This year Action Against Hunger responded to several major humanitarian crises, from conflict-related emergencies in Ukraine and Gaza to cyclones in Madagascar, the devastating earthquake in Turkey, and complex emergencies where crises including armed conflict, disease, and climate disasters combine to put the population at risk of hunger, such as in Ethiopia and Afghanistan.
Our membership of the Disasters Emergency Committee (DEC) enabled us to work in partnership in some of these settings, and to receive £4.6 million in DEC funding to support our emergency response. This year we also received £14.7 million from the UK Government’s Foreign, Commonwealth & Development Office (FCDO).
Action Against Hunger UK continued to provide high-quality and holistic expertise on nutrition this year.
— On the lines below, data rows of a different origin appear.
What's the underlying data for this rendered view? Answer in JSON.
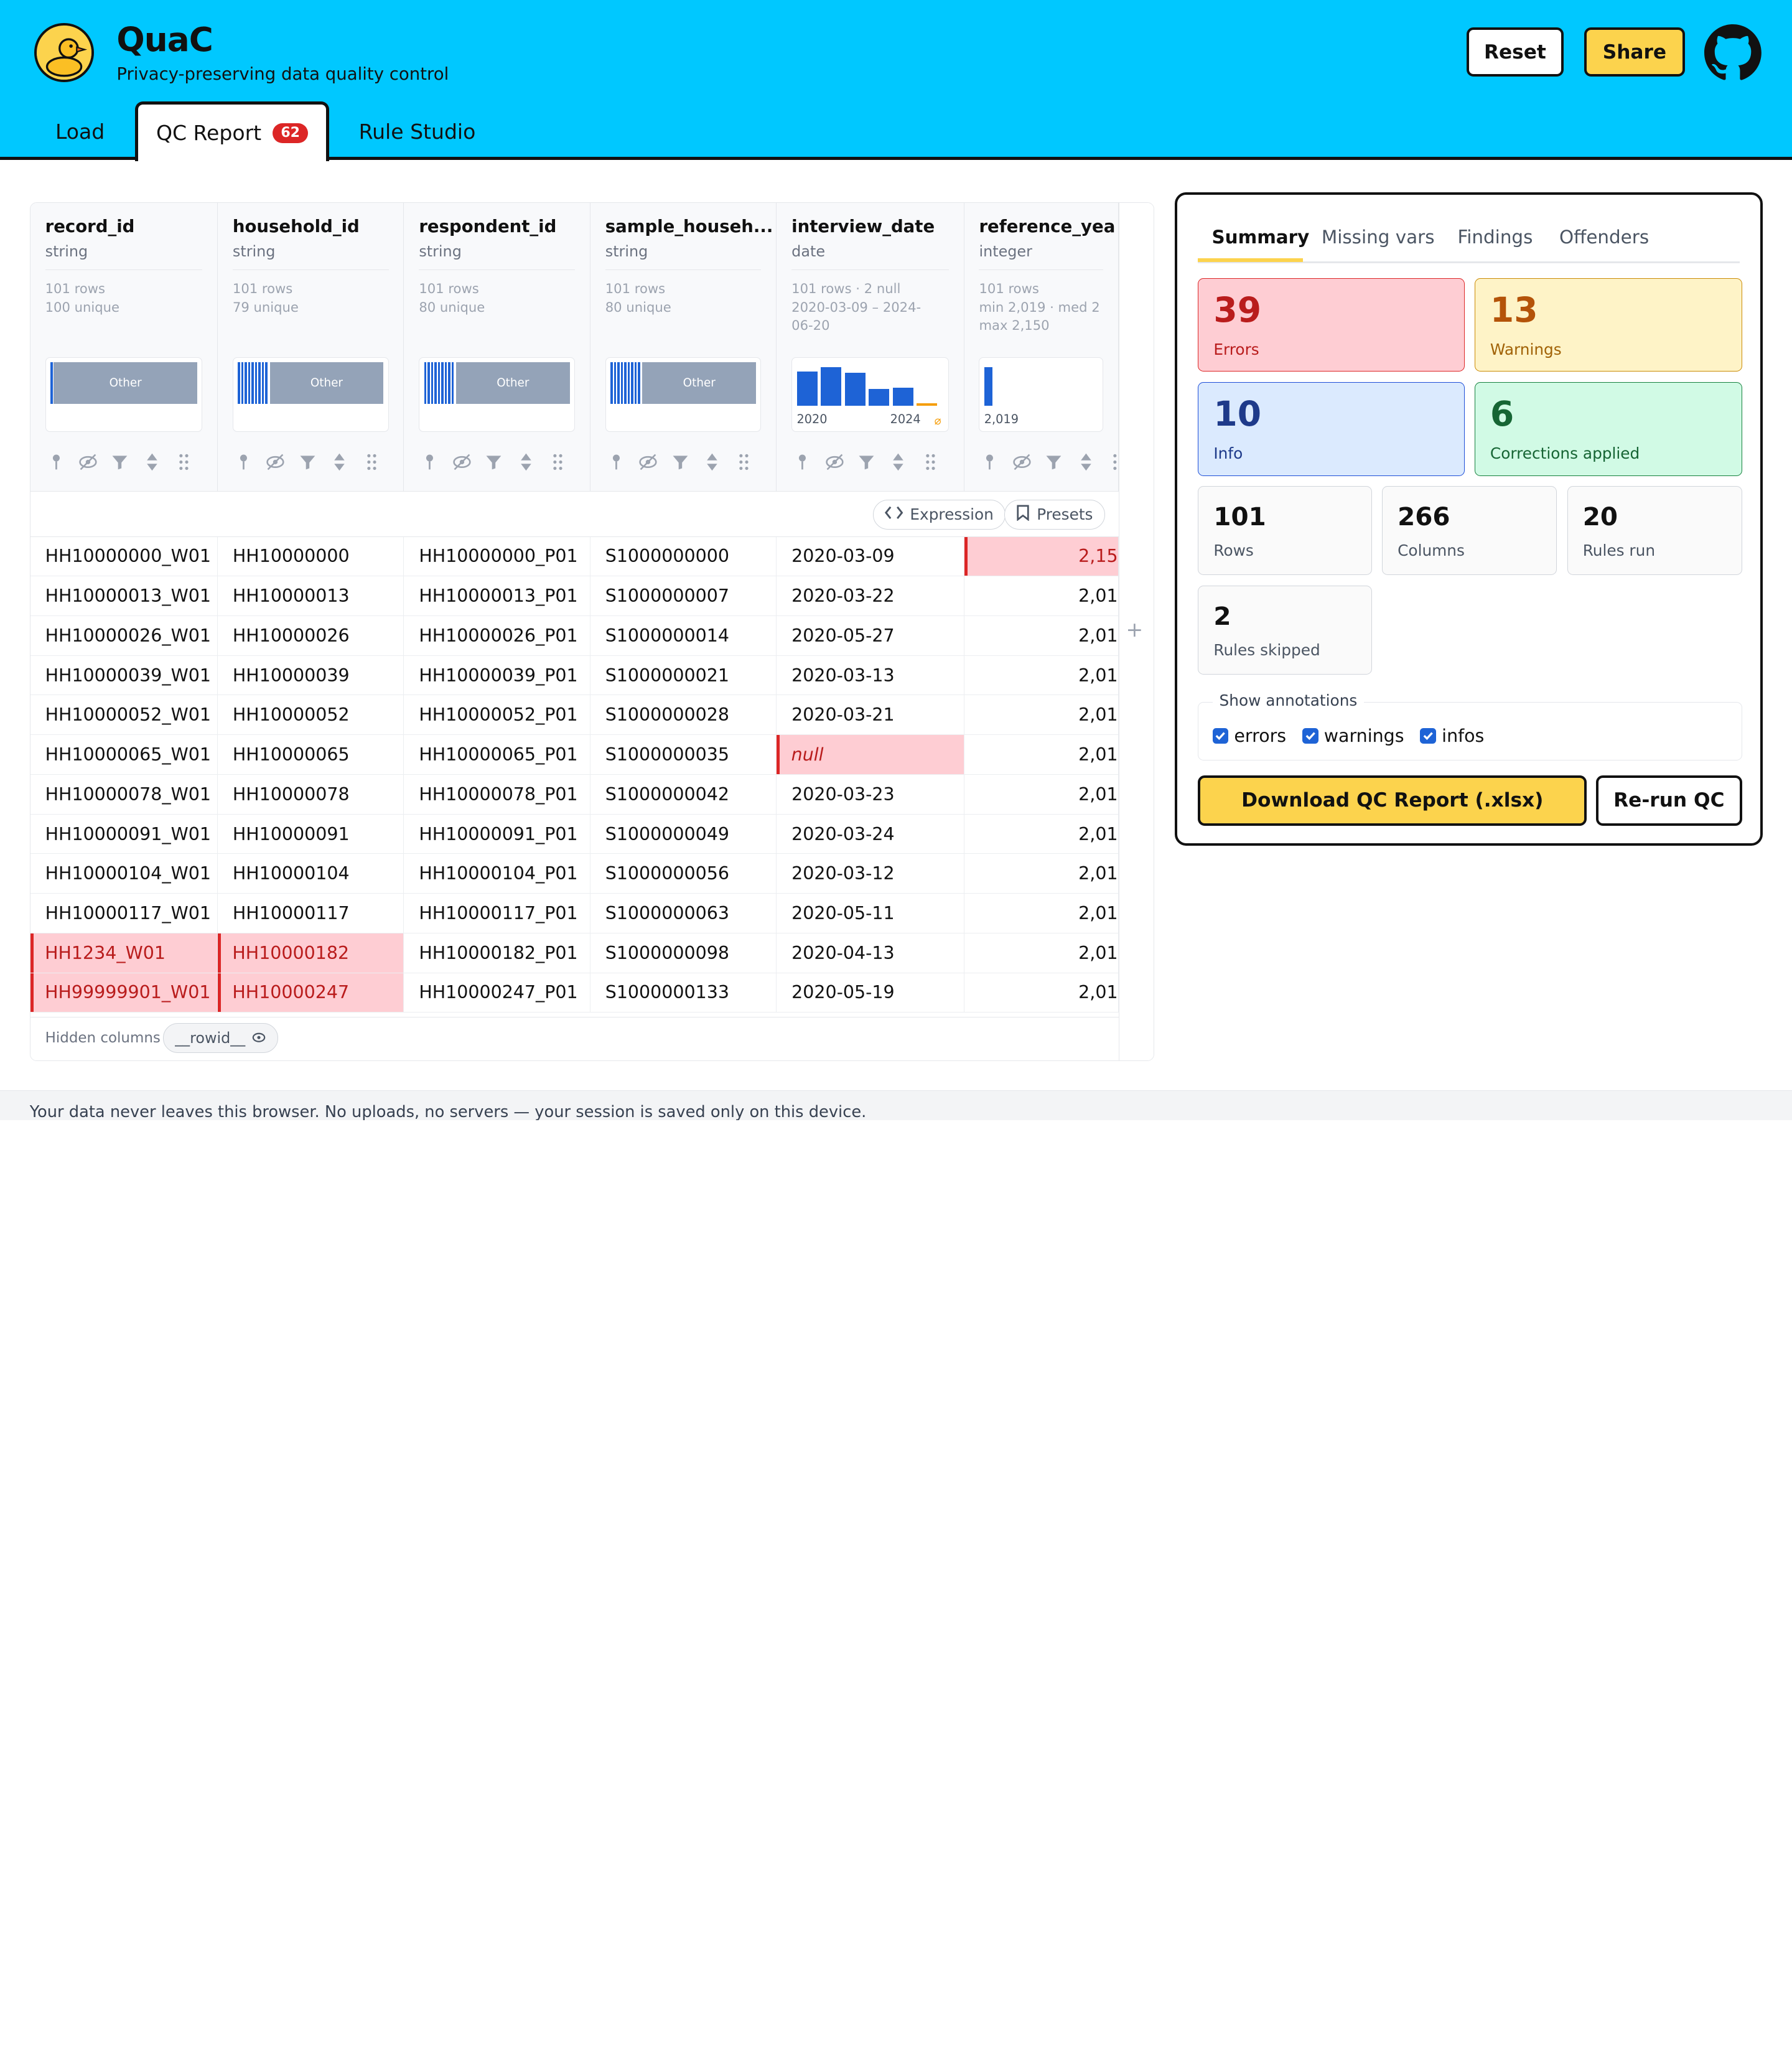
{
  "app": {
    "name": "QuaC",
    "tagline": "Privacy-preserving data quality control"
  },
  "header": {
    "reset_label": "Reset",
    "share_label": "Share"
  },
  "tabs": [
    {
      "label": "Load"
    },
    {
      "label": "QC Report",
      "badge": "62"
    },
    {
      "label": "Rule Studio"
    }
  ],
  "columns": [
    {
      "name": "record_id",
      "type": "string",
      "stats": "101 rows\n100 unique",
      "viz_label": "Other"
    },
    {
      "name": "household_id",
      "type": "string",
      "stats": "101 rows\n79 unique",
      "viz_label": "Other"
    },
    {
      "name": "respondent_id",
      "type": "string",
      "stats": "101 rows\n80 unique",
      "viz_label": "Other"
    },
    {
      "name": "sample_househ...",
      "type": "string",
      "stats": "101 rows\n80 unique",
      "viz_label": "Other"
    },
    {
      "name": "interview_date",
      "type": "date",
      "stats": "101 rows · 2 null\n2020-03-09 – 2024-\n06-20",
      "hist_start": "2020",
      "hist_end": "2024",
      "hist_values": [
        0.75,
        0.85,
        0.72,
        0.38,
        0.4,
        0.05
      ]
    },
    {
      "name": "reference_yea",
      "type": "integer",
      "stats": "101 rows\nmin 2,019 · med 2\nmax 2,150",
      "hist_start": "2,019",
      "hist_values": [
        0.85
      ]
    }
  ],
  "toolbar": {
    "expression_label": "Expression",
    "presets_label": "Presets"
  },
  "rows": [
    [
      "HH10000000_W01",
      "HH10000000",
      "HH10000000_P01",
      "S1000000000",
      "2020-03-09",
      "2,15"
    ],
    [
      "HH10000013_W01",
      "HH10000013",
      "HH10000013_P01",
      "S1000000007",
      "2020-03-22",
      "2,01"
    ],
    [
      "HH10000026_W01",
      "HH10000026",
      "HH10000026_P01",
      "S1000000014",
      "2020-05-27",
      "2,01"
    ],
    [
      "HH10000039_W01",
      "HH10000039",
      "HH10000039_P01",
      "S1000000021",
      "2020-03-13",
      "2,01"
    ],
    [
      "HH10000052_W01",
      "HH10000052",
      "HH10000052_P01",
      "S1000000028",
      "2020-03-21",
      "2,01"
    ],
    [
      "HH10000065_W01",
      "HH10000065",
      "HH10000065_P01",
      "S1000000035",
      "null",
      "2,01"
    ],
    [
      "HH10000078_W01",
      "HH10000078",
      "HH10000078_P01",
      "S1000000042",
      "2020-03-23",
      "2,01"
    ],
    [
      "HH10000091_W01",
      "HH10000091",
      "HH10000091_P01",
      "S1000000049",
      "2020-03-24",
      "2,01"
    ],
    [
      "HH10000104_W01",
      "HH10000104",
      "HH10000104_P01",
      "S1000000056",
      "2020-03-12",
      "2,01"
    ],
    [
      "HH10000117_W01",
      "HH10000117",
      "HH10000117_P01",
      "S1000000063",
      "2020-05-11",
      "2,01"
    ],
    [
      "HH1234_W01",
      "HH10000182",
      "HH10000182_P01",
      "S1000000098",
      "2020-04-13",
      "2,01"
    ],
    [
      "HH99999901_W01",
      "HH10000247",
      "HH10000247_P01",
      "S1000000133",
      "2020-05-19",
      "2,01"
    ]
  ],
  "error_cells": [
    [
      0,
      5
    ],
    [
      5,
      4
    ],
    [
      10,
      0
    ],
    [
      10,
      1
    ],
    [
      11,
      0
    ],
    [
      11,
      1
    ]
  ],
  "footer": {
    "hidden_label": "Hidden columns",
    "hidden_chip": "__rowid__"
  },
  "summary": {
    "tabs": [
      "Summary",
      "Missing vars",
      "Findings",
      "Offenders"
    ],
    "errors": {
      "value": "39",
      "label": "Errors"
    },
    "warnings": {
      "value": "13",
      "label": "Warnings"
    },
    "info": {
      "value": "10",
      "label": "Info"
    },
    "corrections": {
      "value": "6",
      "label": "Corrections applied"
    },
    "rows": {
      "value": "101",
      "label": "Rows"
    },
    "columns": {
      "value": "266",
      "label": "Columns"
    },
    "rules_run": {
      "value": "20",
      "label": "Rules run"
    },
    "rules_skipped": {
      "value": "2",
      "label": "Rules skipped"
    },
    "annotations_legend": "Show annotations",
    "annotations": [
      "errors",
      "warnings",
      "infos"
    ],
    "download_label": "Download QC Report (.xlsx)",
    "rerun_label": "Re-run QC"
  },
  "bottom_text": "Your data never leaves this browser. No uploads, no servers — your session is saved only on this device.",
  "colors": {
    "header_bg": "#00c8ff",
    "accent_yellow": "#fcd34d",
    "error_bg": "#fecdd3",
    "bar_blue": "#1e63d6"
  }
}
In the UK we advocated for the prevention of malnutrition through increased aid for nutrition and provided evidence in the battle to push hunger and its causes further up the agenda in the UK Government’s new White Paper on International Development.
Our nine-year partnership with the Innocent Foundation to promote the use of community health workers to diagnose and treat severe acute malnutrition culminated in the World Health Organisation updating its global guidelines on the management of wasting and nutritional oedema – a tremendous endorsement of our work.
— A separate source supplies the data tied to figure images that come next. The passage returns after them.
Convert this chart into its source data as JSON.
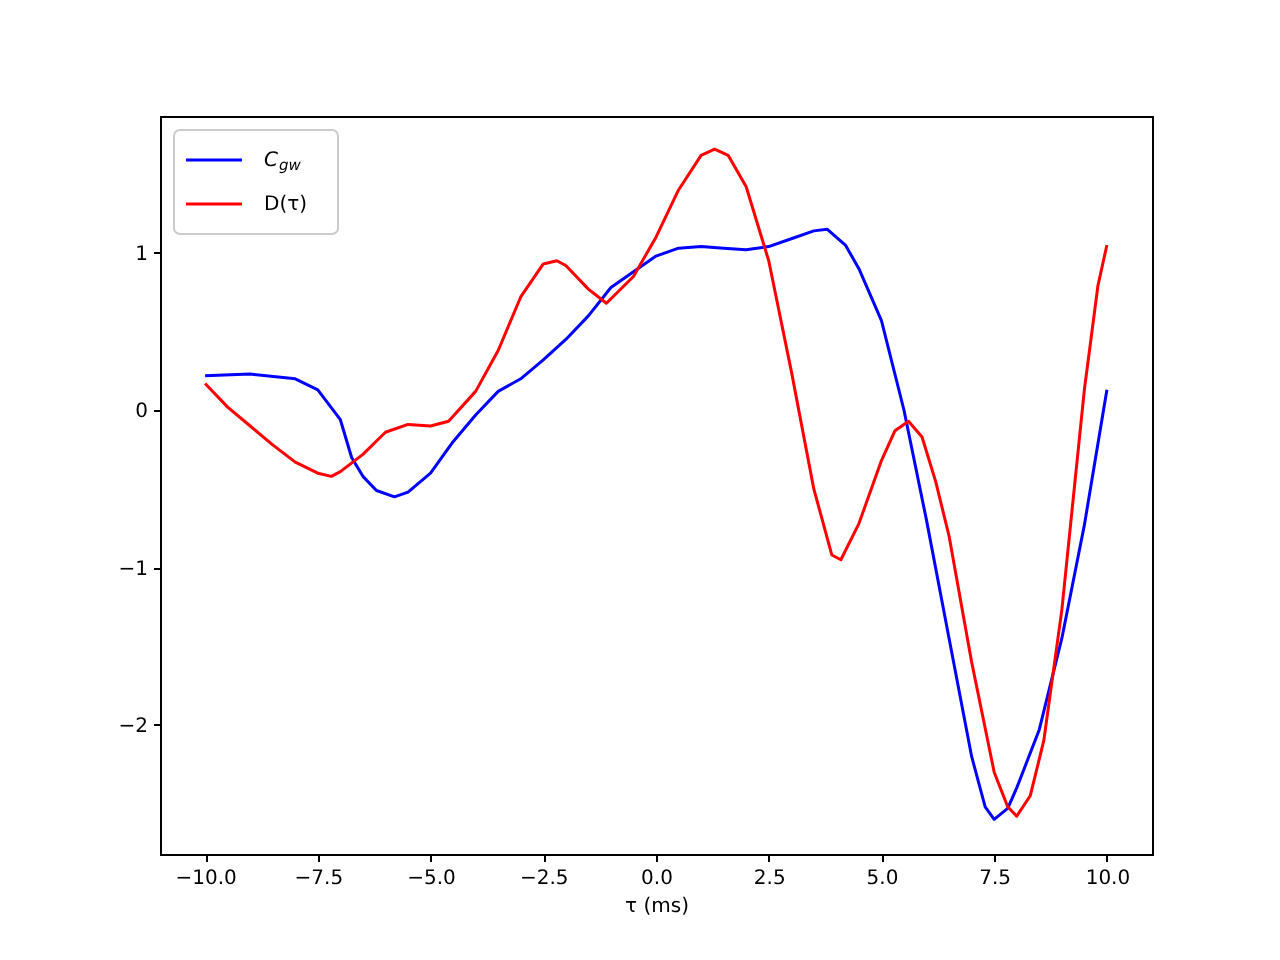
{
  "chart_data": {
    "type": "line",
    "xlabel": "τ (ms)",
    "xlim": [
      -11,
      11
    ],
    "ylim": [
      -2.82,
      1.87
    ],
    "xticks": [
      {
        "value": -10,
        "label": "−10.0"
      },
      {
        "value": -7.5,
        "label": "−7.5"
      },
      {
        "value": -5,
        "label": "−5.0"
      },
      {
        "value": -2.5,
        "label": "−2.5"
      },
      {
        "value": 0,
        "label": "0.0"
      },
      {
        "value": 2.5,
        "label": "2.5"
      },
      {
        "value": 5,
        "label": "5.0"
      },
      {
        "value": 7.5,
        "label": "7.5"
      },
      {
        "value": 10,
        "label": "10.0"
      }
    ],
    "yticks": [
      {
        "value": -2,
        "label": "−2"
      },
      {
        "value": -1,
        "label": "−1"
      },
      0,
      1
    ],
    "legend": "top left",
    "grid": false,
    "marker": "none",
    "line_style": "solid",
    "series": [
      {
        "name": "C$_{gw}$",
        "color": "#0000ff",
        "x": [
          -10,
          -9,
          -8,
          -7.5,
          -7,
          -6.75,
          -6.5,
          -6.2,
          -5.8,
          -5.5,
          -5,
          -4.5,
          -4,
          -3.5,
          -3,
          -2.5,
          -2,
          -1.5,
          -1,
          -0.5,
          0,
          0.5,
          1,
          1.5,
          2,
          2.5,
          3,
          3.5,
          3.8,
          4.2,
          4.5,
          5,
          5.5,
          6,
          6.5,
          7,
          7.3,
          7.5,
          7.8,
          8,
          8.5,
          9,
          9.5,
          10
        ],
        "values": [
          0.22,
          0.23,
          0.2,
          0.13,
          -0.06,
          -0.3,
          -0.42,
          -0.51,
          -0.55,
          -0.52,
          -0.4,
          -0.2,
          -0.03,
          0.12,
          0.2,
          0.32,
          0.45,
          0.6,
          0.78,
          0.88,
          0.98,
          1.03,
          1.04,
          1.03,
          1.02,
          1.04,
          1.09,
          1.14,
          1.15,
          1.05,
          0.9,
          0.57,
          0,
          -0.7,
          -1.45,
          -2.2,
          -2.52,
          -2.6,
          -2.53,
          -2.4,
          -2.03,
          -1.45,
          -0.73,
          0.13
        ]
      },
      {
        "name": "D(τ)",
        "color": "#ff0000",
        "x": [
          -10,
          -9.5,
          -9,
          -8.5,
          -8,
          -7.5,
          -7.2,
          -7,
          -6.5,
          -6,
          -5.5,
          -5,
          -4.6,
          -4,
          -3.5,
          -3,
          -2.5,
          -2.2,
          -2,
          -1.5,
          -1.1,
          -0.5,
          0,
          0.5,
          1,
          1.3,
          1.6,
          2,
          2.5,
          3,
          3.5,
          3.9,
          4.1,
          4.5,
          5,
          5.3,
          5.6,
          5.9,
          6.2,
          6.5,
          7,
          7.5,
          7.8,
          8,
          8.3,
          8.6,
          9,
          9.5,
          9.8,
          10
        ],
        "values": [
          0.17,
          0.02,
          -0.1,
          -0.22,
          -0.33,
          -0.4,
          -0.42,
          -0.39,
          -0.28,
          -0.14,
          -0.09,
          -0.1,
          -0.07,
          0.12,
          0.38,
          0.72,
          0.93,
          0.95,
          0.92,
          0.77,
          0.68,
          0.85,
          1.1,
          1.4,
          1.62,
          1.66,
          1.62,
          1.42,
          0.95,
          0.25,
          -0.5,
          -0.92,
          -0.95,
          -0.72,
          -0.32,
          -0.13,
          -0.07,
          -0.17,
          -0.45,
          -0.8,
          -1.6,
          -2.3,
          -2.52,
          -2.58,
          -2.45,
          -2.1,
          -1.27,
          0.13,
          0.79,
          1.05
        ]
      }
    ]
  }
}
Meanwhile, the UK aid budget maintained at 0.5% of GNI this year, and the global cost-of-living crisis meant food poverty in the UK required more of our attention. To this end, we built on existing partnerships with local organisations and continued to work towards scaling-up much-needed food pantries in London and Somerset.
Against this backdrop of financial pressure, Action Against Hunger’s private fundraising nonetheless did exceptionally well this year, with the Love Food Give Food campaign raising an amazing £373,000 from 167 restaurants, and the Fine Wine and Art auction dinner seeing its second-most successful event in its 17-year history, raising a fantastic £461,000 in unrestricted income. We also successfully recruited over 4,329 new individual donors. We must also thank players of People’s Postcode Lottery for continuing to be long-standing allies and donating a very generous £1 million for our fight against hunger.
This year, for example, in the Central African Republic (and with FCDO support) we helped reduce premature death and illness from hunger. This shows that while tackling life-threatening hunger and malnutrition is an onerous task, it can be done. We’re proud of achievements in 2023, and are also proud to present this report, which gives a snapshot of our year.